Detrás de ellas, había una jaula lamentable de humanos encadenados. Cuerpos frágiles, pálidos y temblorosos, despojados de dignidad y esperanza.

Inhalé bruscamente. Entre el olor de miedo y sangre, uno me llamó. Di un paso adelante, músculos tensos. Los otros eran meros ganado. Ella era algo más.

Sin dudar, atravesé, ignorando los cuerpos que gritaban y buscaban refugio contra la pared.

Los pasos resonaron detrás de mí. El dueño irrumpió por la puerta, el pánico claramente escrito en su rostro. —¡Su Majestad, por favor! No puede—

Antes de que pudiera terminar, golpeé su garganta con mi palma, levantándolo sin esfuerzo del suelo. Sus ojos se abrieron de terror, su garganta comprimida bajo mi agarre.

—Tomaré lo que es mío —gruñí, con voz baja y letal.

Él jadeó por aire, sus manos arañando mi muñeca, pero mantuve firme, apretando lo suficiente para recordarle quién tenía el verdadero poder aquí.

Cuando lo solté, retrocedió tambaleándose, tragando fuerte, sus ojos se dirigieron a las mujeres temblorosas que aún esperaban en las sombras.

Me volví, mis ojos se fijaron en la pequeña humana acurrucada contra una pared en la esquina de la jaula. Agarré las frías barras de hierro con ambas manos, los músculos tensándose bajo mi piel.

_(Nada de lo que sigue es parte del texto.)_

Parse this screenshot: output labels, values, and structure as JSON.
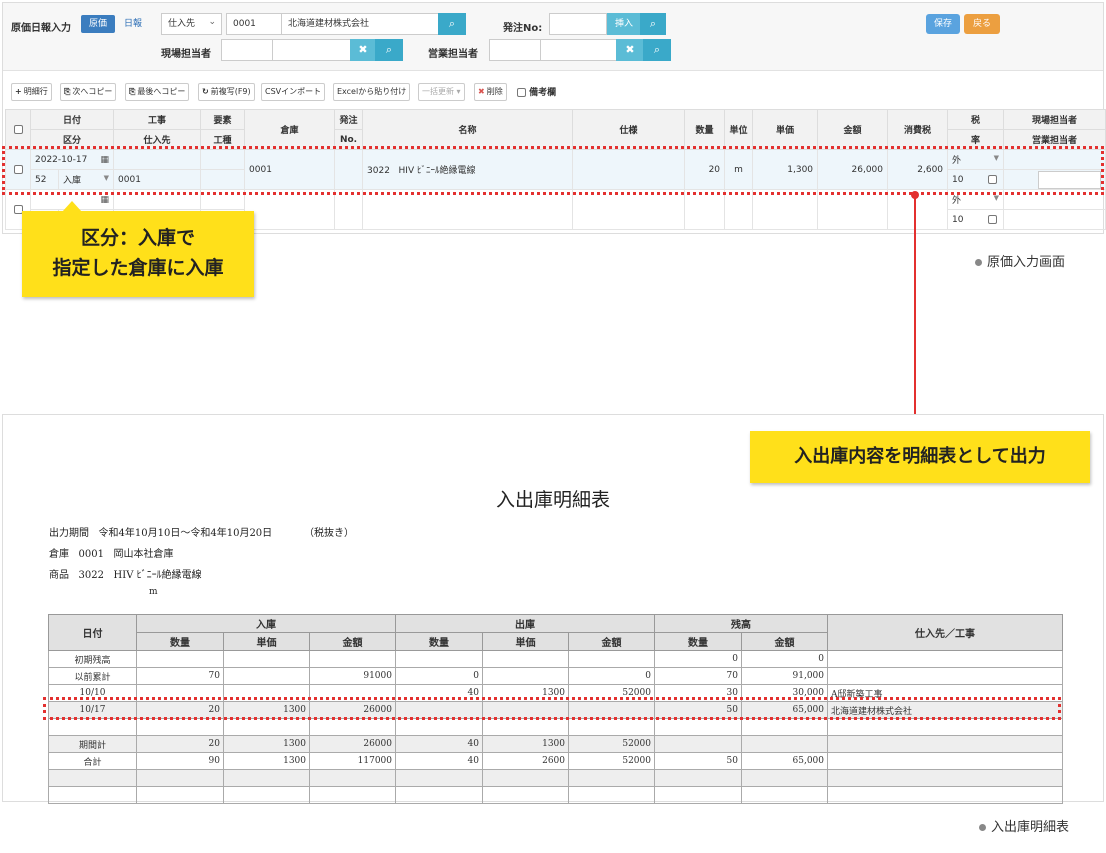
{
  "screen": {
    "title": "原価日報入力",
    "mode_cost": "原価",
    "mode_daily": "日報",
    "supplier_select": "仕入先",
    "supplier_code": "0001",
    "supplier_name": "北海道建材株式会社",
    "order_no_label": "発注No:",
    "insert_label": "挿入",
    "site_manager_label": "現場担当者",
    "sales_manager_label": "営業担当者",
    "save_label": "保存",
    "back_label": "戻る"
  },
  "toolbar": [
    {
      "icon": "+",
      "label": "明細行"
    },
    {
      "icon": "⎘",
      "label": "次へコピー"
    },
    {
      "icon": "⎘",
      "label": "最後へコピー"
    },
    {
      "icon": "↻",
      "label": "前複写(F9)"
    },
    {
      "icon": "",
      "label": "CSVインポート"
    },
    {
      "icon": "",
      "label": "Excelから貼り付け"
    },
    {
      "icon": "",
      "label": "一括更新 ▾"
    },
    {
      "icon": "✖",
      "label": "削除"
    },
    {
      "icon": "",
      "label": "備考欄"
    }
  ],
  "grid": {
    "headers": {
      "date": "日付",
      "type": "区分",
      "work": "工事",
      "supplier": "仕入先",
      "element": "要素",
      "work_type": "工種",
      "warehouse": "倉庫",
      "order": "発注",
      "order_no": "No.",
      "name": "名称",
      "spec": "仕様",
      "qty": "数量",
      "unit": "単位",
      "unit_price": "単価",
      "amount": "金額",
      "tax": "消費税",
      "tax_col": "税",
      "rate": "率",
      "site_mgr": "現場担当者",
      "sales_mgr": "営業担当者"
    },
    "row1": {
      "date": "2022-10-17",
      "no": "52",
      "type": "入庫",
      "work": "0001",
      "warehouse": "0001",
      "item_code": "3022",
      "name": "HIV ﾋﾞﾆｰﾙ絶縁電線",
      "qty": "20",
      "unit": "m",
      "unit_price": "1,300",
      "amount": "26,000",
      "tax": "2,600",
      "tax_type": "外",
      "rate": "10"
    },
    "row2": {
      "tax_type": "外",
      "rate": "10"
    }
  },
  "callout_left": {
    "line1": "区分：入庫で",
    "line2": "指定した倉庫に入庫"
  },
  "callout_right": "入出庫内容を明細表として出力",
  "caption_screen": "原価入力画面",
  "caption_report": "入出庫明細表",
  "report": {
    "title": "入出庫明細表",
    "period_label": "出力期間",
    "period_value": "令和4年10月10日～令和4年10月20日",
    "tax_note": "（税抜き）",
    "warehouse_label": "倉庫",
    "warehouse_code": "0001",
    "warehouse_name": "岡山本社倉庫",
    "item_label": "商品",
    "item_code": "3022",
    "item_name": "HIV ﾋﾞﾆｰﾙ絶縁電線",
    "item_unit": "m",
    "headers": {
      "date": "日付",
      "in": "入庫",
      "out": "出庫",
      "bal": "残高",
      "qty": "数量",
      "price": "単価",
      "amount": "金額",
      "supplier": "仕入先／工事"
    },
    "rows": [
      {
        "date": "初期残高",
        "iq": "",
        "ip": "",
        "ia": "",
        "oq": "",
        "op": "",
        "oa": "",
        "bq": "0",
        "ba": "0",
        "s": ""
      },
      {
        "date": "以前累計",
        "iq": "70",
        "ip": "",
        "ia": "91000",
        "oq": "0",
        "op": "",
        "oa": "0",
        "bq": "70",
        "ba": "91,000",
        "s": ""
      },
      {
        "date": "10/10",
        "iq": "",
        "ip": "",
        "ia": "",
        "oq": "40",
        "op": "1300",
        "oa": "52000",
        "bq": "30",
        "ba": "30,000",
        "s": "A邸新築工事"
      },
      {
        "date": "10/17",
        "iq": "20",
        "ip": "1300",
        "ia": "26000",
        "oq": "",
        "op": "",
        "oa": "",
        "bq": "50",
        "ba": "65,000",
        "s": "北海道建材株式会社"
      },
      {
        "date": "",
        "iq": "",
        "ip": "",
        "ia": "",
        "oq": "",
        "op": "",
        "oa": "",
        "bq": "",
        "ba": "",
        "s": ""
      },
      {
        "date": "期間計",
        "iq": "20",
        "ip": "1300",
        "ia": "26000",
        "oq": "40",
        "op": "1300",
        "oa": "52000",
        "bq": "",
        "ba": "",
        "s": ""
      },
      {
        "date": "合計",
        "iq": "90",
        "ip": "1300",
        "ia": "117000",
        "oq": "40",
        "op": "2600",
        "oa": "52000",
        "bq": "50",
        "ba": "65,000",
        "s": ""
      },
      {
        "date": "",
        "iq": "",
        "ip": "",
        "ia": "",
        "oq": "",
        "op": "",
        "oa": "",
        "bq": "",
        "ba": "",
        "s": ""
      },
      {
        "date": "",
        "iq": "",
        "ip": "",
        "ia": "",
        "oq": "",
        "op": "",
        "oa": "",
        "bq": "",
        "ba": "",
        "s": ""
      }
    ]
  },
  "colors": {
    "highlight": "#e3302f",
    "callout": "#ffe01a",
    "primary": "#3b7dbf",
    "search": "#5bbcd6"
  }
}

La jaula estaba hecha para mortales, criaturas pequeñas y frágiles, pero yo no era un simple hombre. Rasgué las barras, el metal gimiendo y retorciéndose como papel.

El fuerte estruendo resonó en la habitación, ahogando los gritos aterrorizados detrás de mí. Entré, agachándome, el espacio reducido apenas conteniendo mi imponente figura.

Mis ojos se fijaron en ella inmediatamente.

Se apretó contra la pared del fondo, sus manos encadenadas junto a su cabeza, el hierro mordiendo su piel pálida. Sus músculos frágiles y esqueléticos apenas la mantenían en pie.

Un fino vestido blanco se pegaba a sus pantorrillas, la tierra manchando sus pies descalzos. Sus amplios ojos avellana estaban fijos en mí, el miedo y la incredulidad brillando en su profundidad.

Mi mirada ardía con una necesidad insoportable de quitarle ese vestido, de revelar la piel debajo. Ella era una obra maestra delicada, un lienzo al que me sentía atraído con una locura que apretaba mi pecho.

Cerré los ojos con fuerza, sintiéndolos cambiar bajo el peso de la cruda excitación que recorría mi cuerpo. Un bajo gruñido escapó de mis labios mientras frotaba mis párpados con fuerza, luchando por contener la tormenta dentro de mí.

Era un rey, una fuerza inquebrantable, y sin embargo aquí, en su presencia, sentía una fragilidad desgarradora que desafiaba todo lo que sabía de mí mismo.

Sus ojos nunca se apartaron de los míos. Las cadenas resonaron mientras se movía, respirando rápido, el pecho subiendo y bajando.